Герцог все больше сомневался, что ему удастся притерпеться к развязным манерам невежи американца. «Это все оттого, что они живут в огромной стране, от бескрайности ее просторов», – решил он. Оттуда-то и эта привычка сидеть и стоять так, чтобы занимать куда больше места, чем человеку нужно на самом деле – привычка, которую сам Стрикленд считал недостатком. Он намеренно выпрямился, будто проглотил аршин, с тайным желанием заставить капитана понять намек и принять более пристойную позу.

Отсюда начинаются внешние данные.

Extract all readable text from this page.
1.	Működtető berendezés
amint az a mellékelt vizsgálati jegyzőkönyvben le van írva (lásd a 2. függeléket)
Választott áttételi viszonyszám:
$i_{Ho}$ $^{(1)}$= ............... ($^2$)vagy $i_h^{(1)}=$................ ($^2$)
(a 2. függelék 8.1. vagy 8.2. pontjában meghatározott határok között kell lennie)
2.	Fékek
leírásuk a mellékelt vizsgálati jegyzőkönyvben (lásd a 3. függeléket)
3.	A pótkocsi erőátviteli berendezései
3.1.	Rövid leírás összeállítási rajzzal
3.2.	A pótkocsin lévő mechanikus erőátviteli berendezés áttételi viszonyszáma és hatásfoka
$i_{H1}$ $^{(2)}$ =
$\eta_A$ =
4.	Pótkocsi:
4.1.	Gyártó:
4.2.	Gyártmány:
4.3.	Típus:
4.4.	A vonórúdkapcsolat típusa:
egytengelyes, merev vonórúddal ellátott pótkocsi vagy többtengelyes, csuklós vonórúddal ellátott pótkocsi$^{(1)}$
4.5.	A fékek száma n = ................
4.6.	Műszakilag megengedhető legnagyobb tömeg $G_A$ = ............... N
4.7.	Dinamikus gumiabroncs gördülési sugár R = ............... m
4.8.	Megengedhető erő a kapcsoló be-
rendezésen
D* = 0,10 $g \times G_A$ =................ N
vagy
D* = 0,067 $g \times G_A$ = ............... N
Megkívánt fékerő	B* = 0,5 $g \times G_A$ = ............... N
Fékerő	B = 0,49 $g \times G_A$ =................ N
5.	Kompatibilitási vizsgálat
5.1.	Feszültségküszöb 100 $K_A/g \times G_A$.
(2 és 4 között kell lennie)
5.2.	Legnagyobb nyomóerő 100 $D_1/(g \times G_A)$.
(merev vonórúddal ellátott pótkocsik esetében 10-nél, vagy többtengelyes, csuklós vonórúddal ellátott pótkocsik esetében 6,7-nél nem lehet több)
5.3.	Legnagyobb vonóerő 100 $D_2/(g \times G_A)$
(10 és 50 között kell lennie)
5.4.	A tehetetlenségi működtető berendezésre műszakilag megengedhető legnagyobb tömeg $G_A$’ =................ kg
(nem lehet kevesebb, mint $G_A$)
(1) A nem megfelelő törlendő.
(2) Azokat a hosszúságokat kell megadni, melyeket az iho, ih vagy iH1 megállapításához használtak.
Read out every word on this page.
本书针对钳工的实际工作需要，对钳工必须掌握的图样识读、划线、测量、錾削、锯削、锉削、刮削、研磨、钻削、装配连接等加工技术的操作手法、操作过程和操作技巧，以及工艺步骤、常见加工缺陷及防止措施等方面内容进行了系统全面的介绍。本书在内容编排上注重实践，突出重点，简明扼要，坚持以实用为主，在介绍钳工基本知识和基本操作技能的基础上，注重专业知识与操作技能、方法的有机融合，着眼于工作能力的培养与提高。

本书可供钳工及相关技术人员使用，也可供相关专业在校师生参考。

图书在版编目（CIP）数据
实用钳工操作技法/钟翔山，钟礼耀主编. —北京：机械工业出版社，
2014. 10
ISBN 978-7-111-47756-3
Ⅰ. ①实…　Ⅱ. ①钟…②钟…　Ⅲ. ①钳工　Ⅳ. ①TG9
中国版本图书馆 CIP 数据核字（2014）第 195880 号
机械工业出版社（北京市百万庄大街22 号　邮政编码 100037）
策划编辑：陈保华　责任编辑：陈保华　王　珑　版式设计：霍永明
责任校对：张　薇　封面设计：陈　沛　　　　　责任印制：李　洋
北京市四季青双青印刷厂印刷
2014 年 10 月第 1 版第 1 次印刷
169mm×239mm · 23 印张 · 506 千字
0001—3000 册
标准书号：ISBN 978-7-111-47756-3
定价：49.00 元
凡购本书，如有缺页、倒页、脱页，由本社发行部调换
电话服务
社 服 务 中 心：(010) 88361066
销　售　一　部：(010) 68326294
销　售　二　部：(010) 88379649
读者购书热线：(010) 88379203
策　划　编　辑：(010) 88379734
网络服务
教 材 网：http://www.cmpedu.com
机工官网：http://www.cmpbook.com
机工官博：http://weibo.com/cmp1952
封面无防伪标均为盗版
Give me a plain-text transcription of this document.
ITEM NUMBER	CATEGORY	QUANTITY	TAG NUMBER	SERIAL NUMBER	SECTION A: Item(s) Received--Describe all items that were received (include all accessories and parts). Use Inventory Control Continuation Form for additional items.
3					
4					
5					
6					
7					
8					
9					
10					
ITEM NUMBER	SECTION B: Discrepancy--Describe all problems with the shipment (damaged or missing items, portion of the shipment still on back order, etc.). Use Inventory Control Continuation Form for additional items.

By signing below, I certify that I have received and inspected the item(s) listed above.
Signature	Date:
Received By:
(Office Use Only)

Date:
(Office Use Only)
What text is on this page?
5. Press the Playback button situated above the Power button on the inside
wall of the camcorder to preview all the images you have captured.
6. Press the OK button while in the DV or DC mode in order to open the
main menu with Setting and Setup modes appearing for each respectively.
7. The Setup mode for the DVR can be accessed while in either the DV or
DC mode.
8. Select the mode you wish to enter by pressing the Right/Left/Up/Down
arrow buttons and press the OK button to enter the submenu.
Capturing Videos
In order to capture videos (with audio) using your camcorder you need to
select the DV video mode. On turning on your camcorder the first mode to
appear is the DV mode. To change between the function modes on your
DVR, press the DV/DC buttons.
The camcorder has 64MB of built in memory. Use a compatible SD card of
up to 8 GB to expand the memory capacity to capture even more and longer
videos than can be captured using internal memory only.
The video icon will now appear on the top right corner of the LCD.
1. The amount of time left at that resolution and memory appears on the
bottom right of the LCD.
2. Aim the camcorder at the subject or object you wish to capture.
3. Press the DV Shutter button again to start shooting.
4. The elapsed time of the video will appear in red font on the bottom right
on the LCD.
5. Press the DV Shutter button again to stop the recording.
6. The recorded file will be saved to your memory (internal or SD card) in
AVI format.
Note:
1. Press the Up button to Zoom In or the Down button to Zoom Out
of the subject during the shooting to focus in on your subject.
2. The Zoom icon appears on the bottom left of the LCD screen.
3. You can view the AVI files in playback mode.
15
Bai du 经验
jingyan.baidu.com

– Ей пришлось немало пережить, капитан. Мисс Банкрофт не повезло… – Помолчав, герцог пожевал губами, раздумывая, как бы лучше объяснить то, что произошло. – На ее долю выпало тяжелое испытание, скажем так. Очень тяжелое. Однако сейчас здоровье ее пошло на поправку. Во всяком случае, так считают доктора. И как только они решат, что ей можно отправляться в путь, уверяю, вам больше не о чем будет волноваться. Во всяком случае, сама она надеется, что морское путешествие пойдет ей на пользу.

Глаза Рэнда по цвету напоминали лесные орехи, только в данный момент в них не было и намека на теплоту. Он бестрепетно встречал взгляд герцога.

– Вы ошиблись, приняв мой вопрос за проявление интереса. Мне нет никакого дела до того, в состоянии ли мисс Банкрофт отправиться в плавание или нет. Пока я жив, ноги ее не будет на палубе «Цербера».

Стрикленд предпочел сделать вид, что не расслышал. Тем более что виски до сих пор не принесли.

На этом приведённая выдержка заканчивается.